Sergio Moro afirmou que a cúpula da PF teria acionado a AGU contra decisões de André Mendonça sobre investigações de fraudes no INSS. Em post no X, ironizou declaração de Lula sobre as apurações.
O senador Sergio Moro, do União Brasil do Paraná, fez críticas, nesta quinta-feira (30), a uma suposta iniciativa da cúpula da Polícia Federal (PF) de acionar a Advocacia-Geral da União (AGU) contra decisões do ministro André Mendonça, do Supremo Tribunal Federal (STF). Essas decisões estão relacionadas às investigações sobre fraudes no Instituto Nacional do Seguro Social (INSS).

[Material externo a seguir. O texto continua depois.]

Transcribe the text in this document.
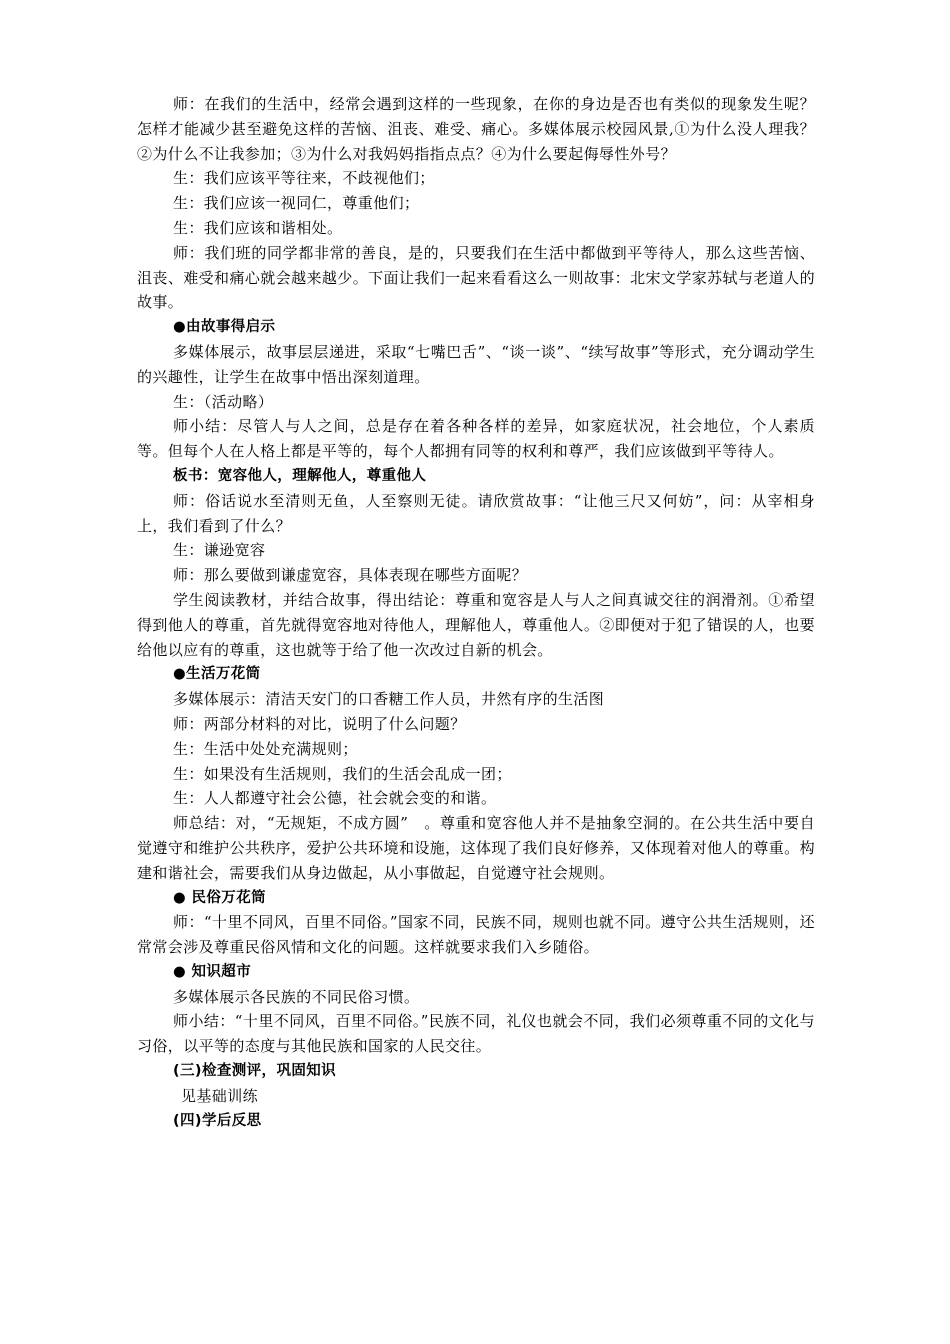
师：在我们的生活中，经常会遇到这样的一些现象，在你的身边是否也有类似的现象发生呢？怎样才能减少甚至避免这样的苦恼、沮丧、难受、痛心。多媒体展示校园风景,①为什么没人理我？②为什么不让我参加；③为什么对我妈妈指指点点？④为什么要起侮辱性外号？

生：我们应该平等往来，不歧视他们；

生：我们应该一视同仁，尊重他们；

生：我们应该和谐相处。

师：我们班的同学都非常的善良，是的，只要我们在生活中都做到平等待人，那么这些苦恼、沮丧、难受和痛心就会越来越少。下面让我们一起来看看这么一则故事：北宋文学家苏轼与老道人的故事。

●由故事得启示

多媒体展示，故事层层递进，采取“七嘴巴舌”、“谈一谈”、“续写故事”等形式，充分调动学生的兴趣性，让学生在故事中悟出深刻道理。

生：（活动略）

师小结：尽管人与人之间，总是存在着各种各样的差异，如家庭状况，社会地位，个人素质等。但每个人在人格上都是平等的，每个人都拥有同等的权利和尊严，我们应该做到平等待人。

板书：宽容他人，理解他人，尊重他人

师：俗话说水至清则无鱼，人至察则无徒。请欣赏故事：“让他三尺又何妨”，问：从宰相身上，我们看到了什么？

生：谦逊宽容

师：那么要做到谦虚宽容，具体表现在哪些方面呢？

学生阅读教材，并结合故事，得出结论：尊重和宽容是人与人之间真诚交往的润滑剂。①希望得到他人的尊重，首先就得宽容地对待他人，理解他人，尊重他人。②即便对于犯了错误的人，也要给他以应有的尊重，这也就等于给了他一次改过自新的机会。

●生活万花筒

多媒体展示：清洁天安门的口香糖工作人员，井然有序的生活图

师：两部分材料的对比，说明了什么问题？

生：生活中处处充满规则；

生：如果没有生活规则，我们的生活会乱成一团；

生：人人都遵守社会公德，社会就会变的和谐。

师总结：对，“无规矩，不成方圆”　。尊重和宽容他人并不是抽象空洞的。在公共生活中要自觉遵守和维护公共秩序，爱护公共环境和设施，这体现了我们良好修养，又体现着对他人的尊重。构建和谐社会，需要我们从身边做起，从小事做起，自觉遵守社会规则。

● 民俗万花筒

师：“十里不同风，百里不同俗。”国家不同，民族不同，规则也就不同。遵守公共生活规则，还常常会涉及尊重民俗风情和文化的问题。这样就要求我们入乡随俗。

● 知识超市

多媒体展示各民族的不同民俗习惯。

师小结：“十里不同风，百里不同俗。”民族不同，礼仪也就会不同，我们必须尊重不同的文化与习俗，以平等的态度与其他民族和国家的人民交往。

(三)检查测评，巩固知识

见基础训练

(四)学后反思
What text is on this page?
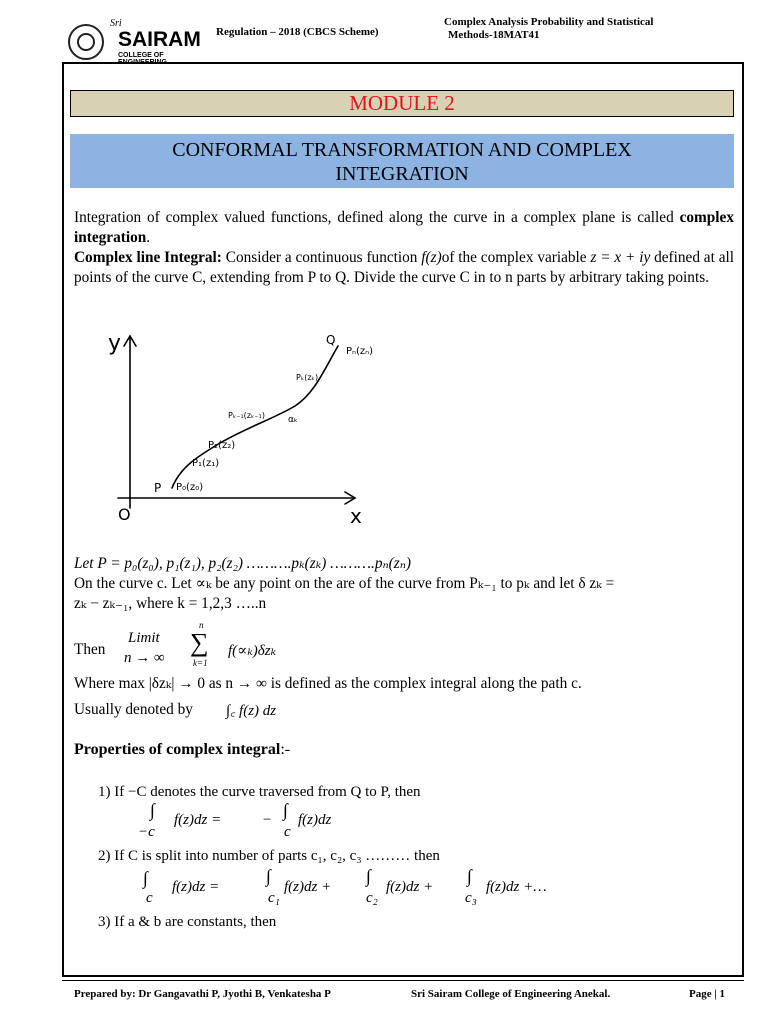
Sri
SAIRAM
COLLEGE OF ENGINEERING
Regulation – 2018 (CBCS Scheme)
Complex Analysis Probability and Statistical
Methods-18MAT41
MODULE 2
CONFORMAL TRANSFORMATION AND COMPLEX
INTEGRATION
Integration of complex valued functions, defined along the curve in a complex plane is called complex integration.
Complex line Integral: Consider a continuous function f(z)of the complex variable z = x + iy defined at all points of the curve C, extending from P to Q. Divide the curve C in to n parts by arbitrary taking points.
y
x
O
P
Q
P₀(z₀)
P₁(z₁)
P₂(z₂)
Pₖ₋₁(zₖ₋₁)	αₖ
Pₖ(zₖ)
Pₙ(zₙ)
Let P = p₀(z₀), p₁(z₁), p₂(z₂) ……….pₖ(zₖ) ……….pₙ(zₙ)
On the curve c. Let ∝ₖ be any point on the are of the curve from Pₖ₋₁ to pₖ and let δ zₖ =
zₖ − zₖ₋₁, where k = 1,2,3 …..n
Then
Limit
n → ∞
n
∑
k=1
f(∝ₖ)δzₖ
Where max |δzₖ| → 0 as n → ∞ is defined as the complex integral along the path c.
Usually denoted by ∫꜀ f(z) dz
Properties of complex integral:-
1) If −C denotes the curve traversed from Q to P, then
∫
−c
f(z)dz =	− ∫
c
f(z)dz
2) If C is split into number of parts c₁, c₂, c₃ ……… then
∫
c
f(z)dz =
∫
c₁
f(z)dz +
∫
c₂
f(z)dz +
∫
c₃
f(z)dz +…
3) If a & b are constants, then
Prepared by: Dr Gangavathi P, Jyothi B, Venkatesha P	Sri Sairam College of Engineering Anekal.	Page | 1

Em uma publicação no X, o ex-juiz da Lava Jato também fez uma ironia em relação a uma declaração do presidente Luiz Inácio Lula da Silva sobre a condução das apurações. A manifestação de Moro foi provocada por uma reportagem que indicava que integrantes da PF estavam considerando recorrer à AGU para contestar atos do ministro Mendonça, que, segundo os policiais, teriam ampliado o controle do magistrado sobre o inquérito que investiga descontos indevidos em benefícios a aposentados e pensionistas.
O senador observou que essa situação é inédita, mesmo após duas décadas de experiência na magistratura. Ele afirmou: “Mesmo tendo 22 anos de magistratura, nunca vi algo parecido: a cúpula atual da PF querendo acionar a AGU contra um ministro do STF, no caso o André Mendonça, para controlar as investigações do roubo dos aposentados e pensionistas do INSS.”
Na sequência, Moro fez referência às investigações que envolvem Luís Cláudio Lula da Silva, conhecido como Lulinha, e um lobista apelidado de “Careca do INSS”. O senador ironizou ao mencionar que o presidente Lula havia afirmado que não iria interferir nas investigações sobre as relações de Lulinha com o Careca do INSS.
De acordo com a reportagem, o objetivo da PF seria buscar um instrumento judicial por meio da AGU para contestar as decisões do ministro Mendonça, justificando que essas decisões configurariam interferência na atuação da corporação e restringiriam a condução das investigações sobre o esquema de fraudes no INSS.